Termites are a nightmare when they get inside your home. The wood frames holding up most houses are the perfect food source for them, especially in older homes without pressure-treated timbers.
But termites will also feed on trees, both dead and alive. So what happens when they hollow out a tree?
Once a termite colony has eaten the core of a tree, the tree begins to shed its leave and branches, eventually dying. On an upright tree, it can cause the tree to eventually become unable to support itself and make it fall over.
Termites And The Trees They Eat
Termites are at their most terrifying when they get inside your home and begin eating away at the wood framing of the house.
While scary for us, termites are a valuable and important part of the natural world. They feed on trees, both dead and alive. Generally, they prefer dead and fallen trees because they’re softer and easier to get into.
This helps break down the dead trees and spread nutrients to the soil.
Unfortunately, termites will also go after trees that are still alive, including trees near homes that we would rather them not eat.
Softwood trees like firs and especially pines are their favorites, but they will also infest and eat hardwoods like oak and maple.
If you find termites in one tree, they will usually quickly spread to surrounding trees as their colony expands.
Termites make their nest inside the tree they are feeding on, eating it from the inside out. This means they slowly gnaw through the core wood of the tree that transports water and gives the tree support.
Eventually, termites can completely hollow out a tree. The process can take as little as a couple of months, leaving only a stump if the tree can hold out long enough.
Usually, the hollow tree becomes unstable and falls over.
This is a huge hazard in a residential setting. A tree falling over unexpectedly can cause huge amounts of damage to whatever it falls on, whether that be you or your home.
The termites don’t stop eating just because a tree falls over either. Once on the ground, it still provides a nest for the colony.
Nearby trees will also likely become infested as the colony grows, increasing the risk of more trees falling.

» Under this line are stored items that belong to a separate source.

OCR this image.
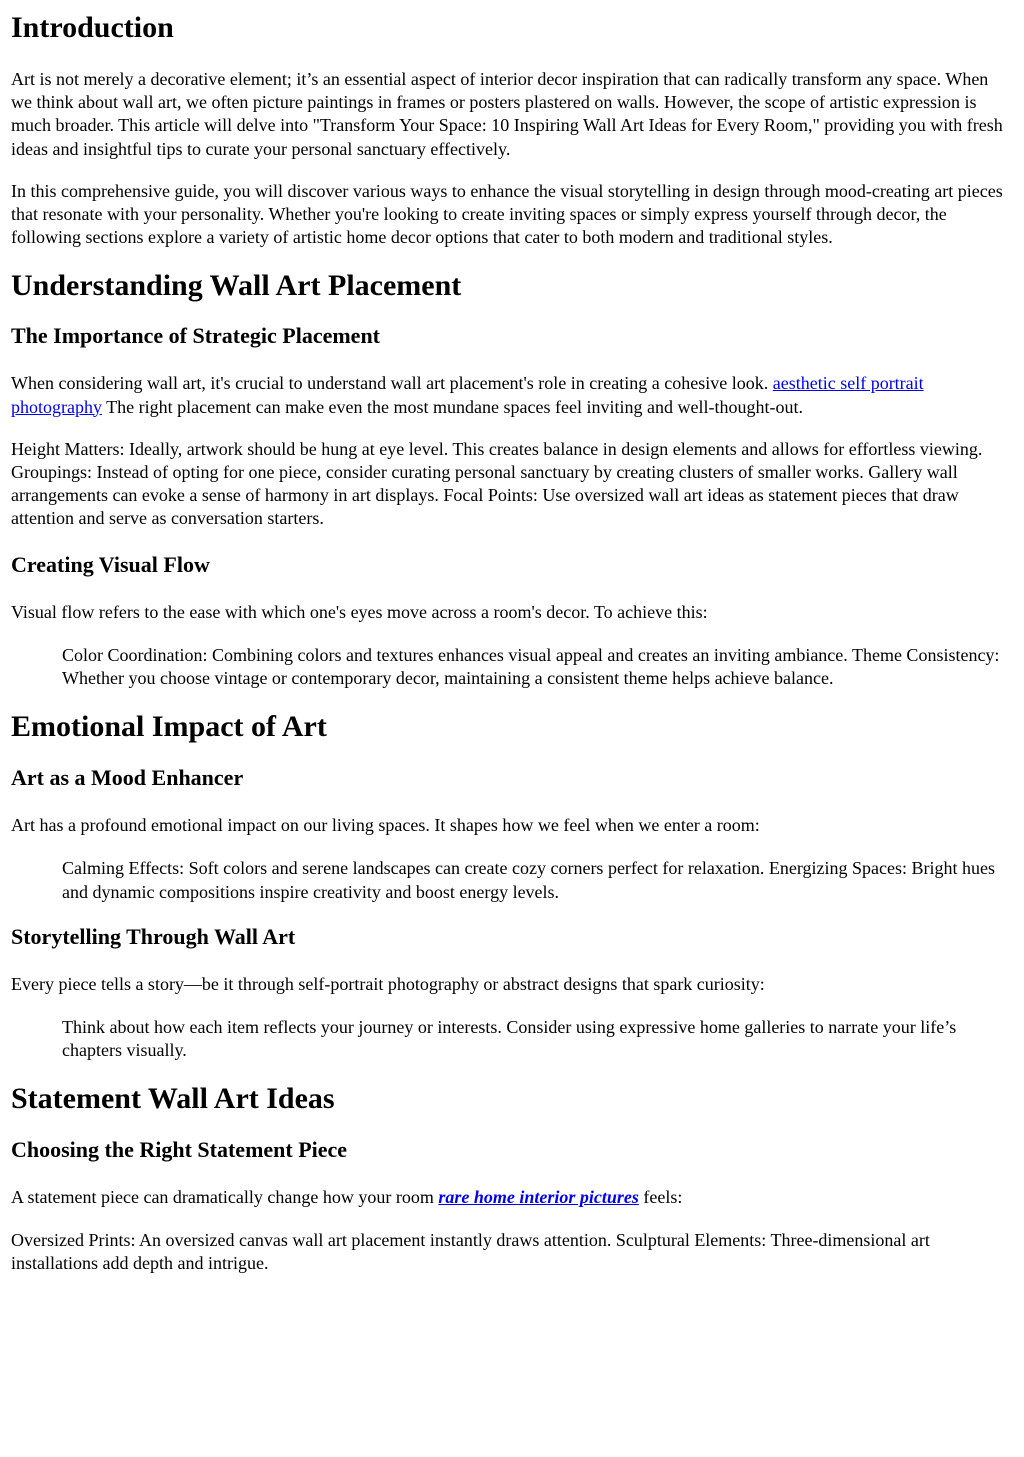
Introduction

Art is not merely a decorative element; it’s an essential aspect of interior decor inspiration that can radically transform any space. When we think about wall art, we often picture paintings in frames or posters plastered on walls. However, the scope of artistic expression is much broader. This article will delve into "Transform Your Space: 10 Inspiring Wall Art Ideas for Every Room," providing you with fresh ideas and insightful tips to curate your personal sanctuary effectively.

In this comprehensive guide, you will discover various ways to enhance the visual storytelling in design through mood-creating art pieces that resonate with your personality. Whether you're looking to create inviting spaces or simply express yourself through decor, the following sections explore a variety of artistic home decor options that cater to both modern and traditional styles.

Understanding Wall Art Placement
The Importance of Strategic Placement

When considering wall art, it's crucial to understand wall art placement's role in creating a cohesive look. aesthetic self portrait photography The right placement can make even the most mundane spaces feel inviting and well-thought-out.

Height Matters: Ideally, artwork should be hung at eye level. This creates balance in design elements and allows for effortless viewing. Groupings: Instead of opting for one piece, consider curating personal sanctuary by creating clusters of smaller works. Gallery wall arrangements can evoke a sense of harmony in art displays. Focal Points: Use oversized wall art ideas as statement pieces that draw attention and serve as conversation starters.

Creating Visual Flow

Visual flow refers to the ease with which one's eyes move across a room's decor. To achieve this:

Color Coordination: Combining colors and textures enhances visual appeal and creates an inviting ambiance. Theme Consistency: Whether you choose vintage or contemporary decor, maintaining a consistent theme helps achieve balance.

Emotional Impact of Art
Art as a Mood Enhancer

Art has a profound emotional impact on our living spaces. It shapes how we feel when we enter a room:

Calming Effects: Soft colors and serene landscapes can create cozy corners perfect for relaxation. Energizing Spaces: Bright hues and dynamic compositions inspire creativity and boost energy levels.

Storytelling Through Wall Art

Every piece tells a story—be it through self-portrait photography or abstract designs that spark curiosity:

Think about how each item reflects your journey or interests. Consider using expressive home galleries to narrate your life’s chapters visually.

Statement Wall Art Ideas
Choosing the Right Statement Piece

A statement piece can dramatically change how your room rare home interior pictures feels:

Oversized Prints: An oversized canvas wall art placement instantly draws attention. Sculptural Elements: Three-dimensional art installations add depth and intrigue.
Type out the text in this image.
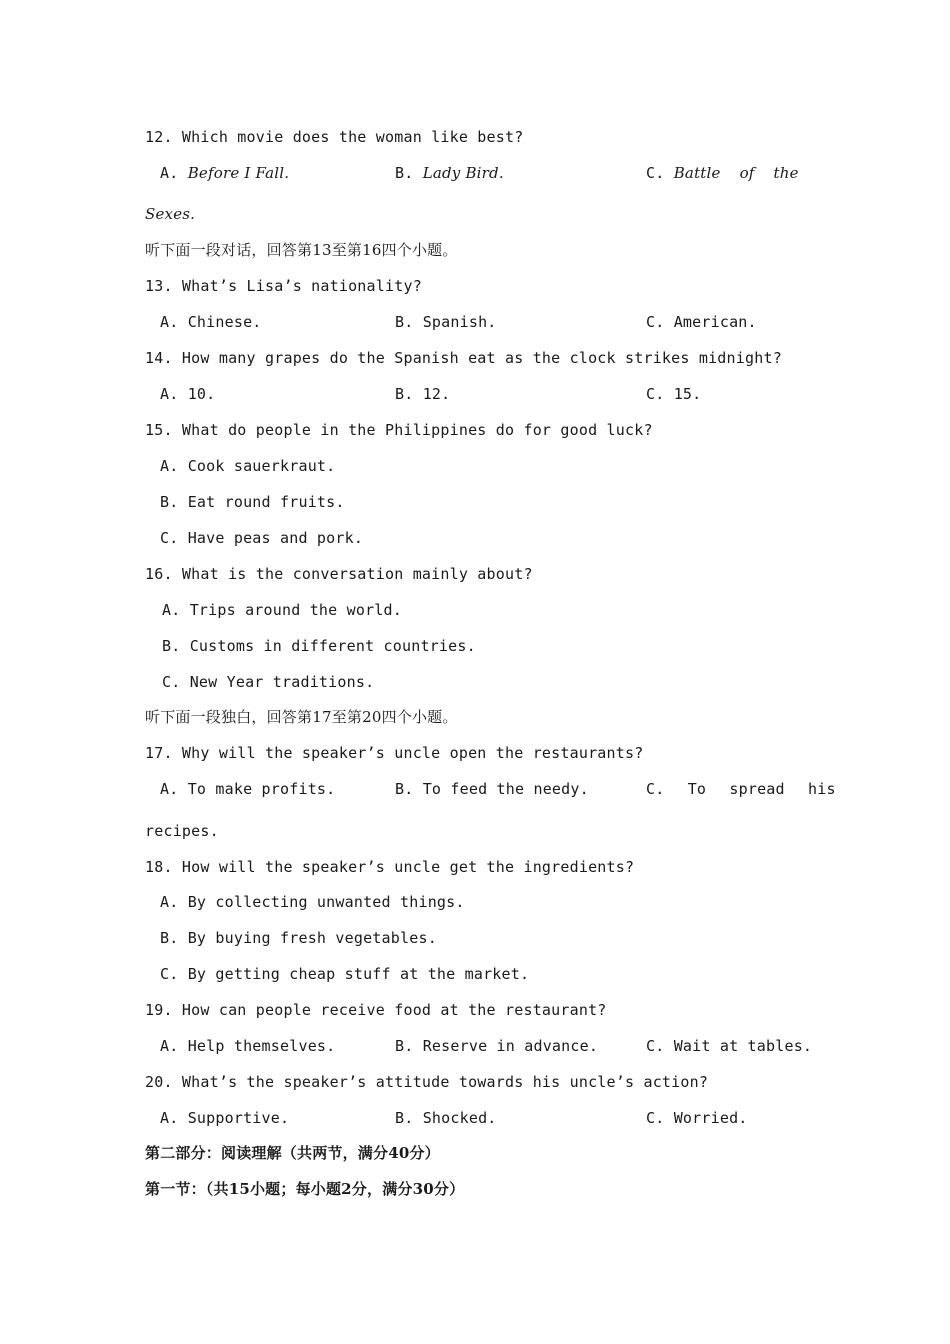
12. Which movie does the woman like best?
A. Before I Fall.	B. Lady Bird.	C. Battle of the
Sexes.
听下面一段对话，回答第13至第16四个小题。
13. What’s Lisa’s nationality?
A. Chinese.	B. Spanish.	C. American.
14. How many grapes do the Spanish eat as the clock strikes midnight?
A. 10.	B. 12.	C. 15.
15. What do people in the Philippines do for good luck?
A. Cook sauerkraut.
B. Eat round fruits.
C. Have peas and pork.
16. What is the conversation mainly about?
A. Trips around the world.
B. Customs in different countries.
C. New Year traditions.
听下面一段独白，回答第17至第20四个小题。
17. Why will the speaker’s uncle open the restaurants?
A. To make profits.	B. To feed the needy.	C. To spread his
recipes.
18. How will the speaker’s uncle get the ingredients?
A. By collecting unwanted things.
B. By buying fresh vegetables.
C. By getting cheap stuff at the market.
19. How can people receive food at the restaurant?
A. Help themselves.	B. Reserve in advance.	C. Wait at tables.
20. What’s the speaker’s attitude towards his uncle’s action?
A. Supportive.	B. Shocked.	C. Worried.
第二部分：阅读理解（共两节，满分40分）
第一节：（共15小题；每小题2分，满分30分）
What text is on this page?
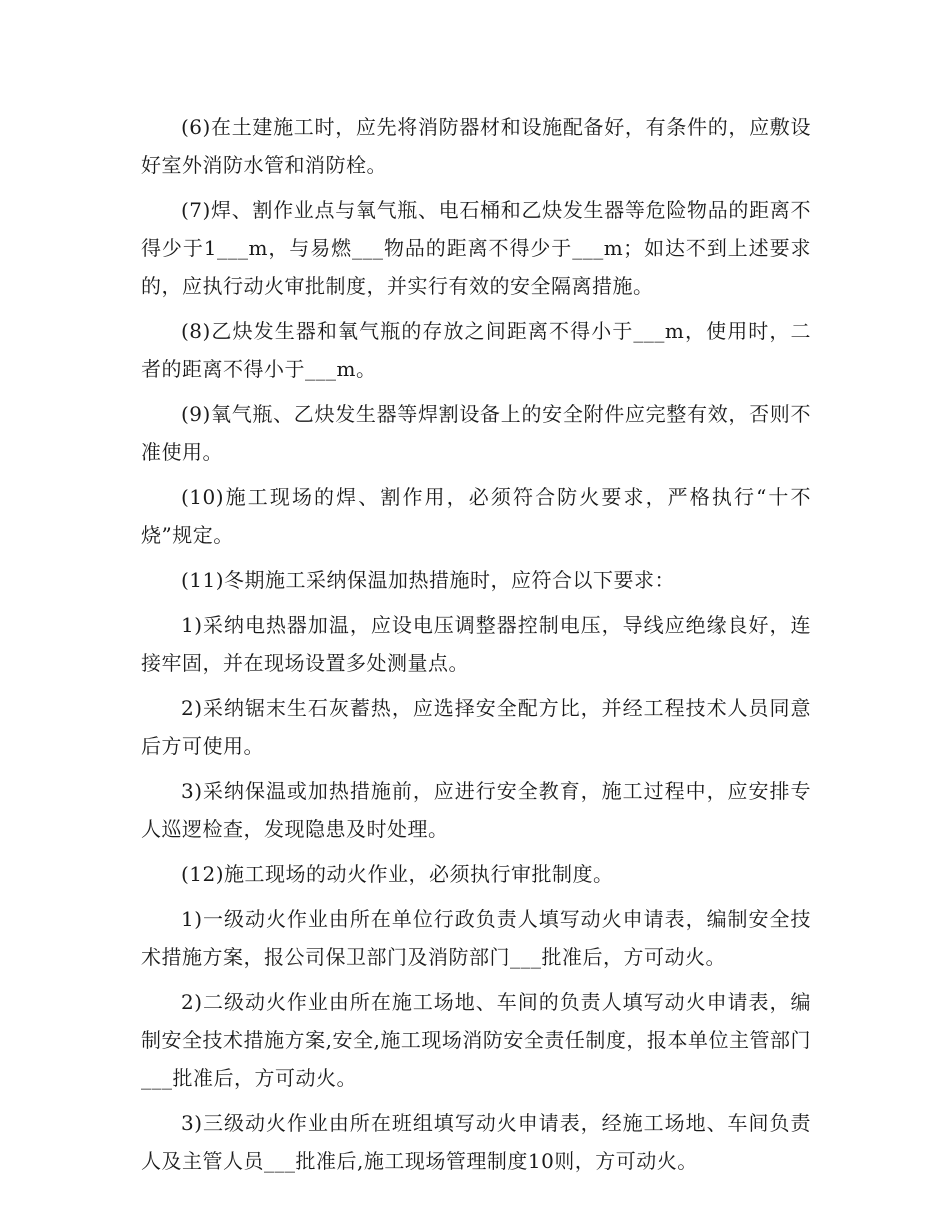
(6)在土建施工时，应先将消防器材和设施配备好，有条件的，应敷设好室外消防水管和消防栓。

(7)焊、割作业点与氧气瓶、电石桶和乙炔发生器等危险物品的距离不得少于1___m，与易燃___物品的距离不得少于___m；如达不到上述要求的，应执行动火审批制度，并实行有效的安全隔离措施。

(8)乙炔发生器和氧气瓶的存放之间距离不得小于___m，使用时，二者的距离不得小于___m。

(9)氧气瓶、乙炔发生器等焊割设备上的安全附件应完整有效，否则不准使用。

(10)施工现场的焊、割作用，必须符合防火要求，严格执行“十不烧”规定。

(11)冬期施工采纳保温加热措施时，应符合以下要求：

1)采纳电热器加温，应设电压调整器控制电压，导线应绝缘良好，连接牢固，并在现场设置多处测量点。

2)采纳锯末生石灰蓄热，应选择安全配方比，并经工程技术人员同意后方可使用。

3)采纳保温或加热措施前，应进行安全教育，施工过程中，应安排专人巡逻检查，发现隐患及时处理。

(12)施工现场的动火作业，必须执行审批制度。

1)一级动火作业由所在单位行政负责人填写动火申请表，编制安全技术措施方案，报公司保卫部门及消防部门___批准后，方可动火。

2)二级动火作业由所在施工场地、车间的负责人填写动火申请表，编制安全技术措施方案,安全,施工现场消防安全责任制度，报本单位主管部门___批准后，方可动火。

3)三级动火作业由所在班组填写动火申请表，经施工场地、车间负责人及主管人员___批准后,施工现场管理制度10则，方可动火。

How To Tell If A Tree Has Termites
While termites are small and hard to detect early in a home, they leave behind some easy-to-spot signs when they infest trees. The extensive damage they cause to the tree is hard to miss if you know what to look for.
Check around the base of the tree. Termites usually build their nests around the roots, base, or stump of a tree.
This is the spot where the largest number of termites will be congregated and will make them easier to see. If you see termites in this area, the tree is infested.
Look at the outside of the tree trunk all the way around and see if you can spot any tube-shaped objects clinging to it.
These mud tubes will be around the thickness of a pencil and help termites move up and down the tree without exposing themselves to the sun too much.
You can also spot shelter tubes along the branches that are made of mud and bits of wood where the termites hide and rest.
Tiny boreholes in the bark are another indicator of a termite nest. It can be hard to distinguish these from woodpecker holes, but if there are mud tunnels or other signs near them, the tree has termites.
Discarded termite wings and bodies will appear on and around the tree as well. Small white bodies and wings that look like fish scales are a sign of a large infestation.
What To Do If You Discover An Infested Tree
If you discover that a tree in your yard has termites, you need to act quickly. Allowing the colony to stay in the tree gives it time to grow and spread to other trees or your home.
The fastest option is to spray termite-specific insecticide around the area. These poisons will kill any termites that come into contact with the poison and help keep the termite colony isolated to the affected area.
Bait stations are another great option for more long-term termite control. These traps can be placed near infested areas and they will lure in termites with poison bait.
Typically, the poison used in these traps is slow-acting. It gives the termites time to ingest the poisoned bait and return to the colony to drop off the food.
This method is great at killing off entire colonies instead of just the termites that venture out, but it can take a few weeks to see results.
Another option is to remove the tree and then spray an insecticide. Removing the tree that hosts the termite colony will remove many of the termites from the area.
It also forces the termites to spread out to find a new home, making them come into contact with whatever insecticide you chose to use.
How To Prevent Termite Infestations In Trees
Most of the time, termites prefer dead or dying trees and tree stumps to live trees. You can minimize the risk of an infestation by limiting the amount of these in your area.
Clean up any wood debris piles in your yard. It doesn’t matter how big they are, any form of wood and cellulose is enough to attract termites to the area.
Get rid of fallen trees and remove dead tree stumps from your yard.
If you have stacks of firewood around, keep them inside your home and away from the reach of termites. You can also stack your firewood behind a barrier of termite traps or liquid treatments to keep them away.
Bait stations around your property are a good part of a termite maintenance plan. They will usually kill off colonies before they become established, helping keep your trees healthy and the termites out of your home.
If a termite infestation is given enough time inside of a tree, it will eventually hollow it out completely. This can cause the tree to become unstable and fall, posing a serious threat to you, your home, and other trees on your property.
Always check your trees for signs of an infestation and act quickly. Termites are hard to get rid of if they become established, but early detection minimizes the damage they can do and makes them easier to get rid of.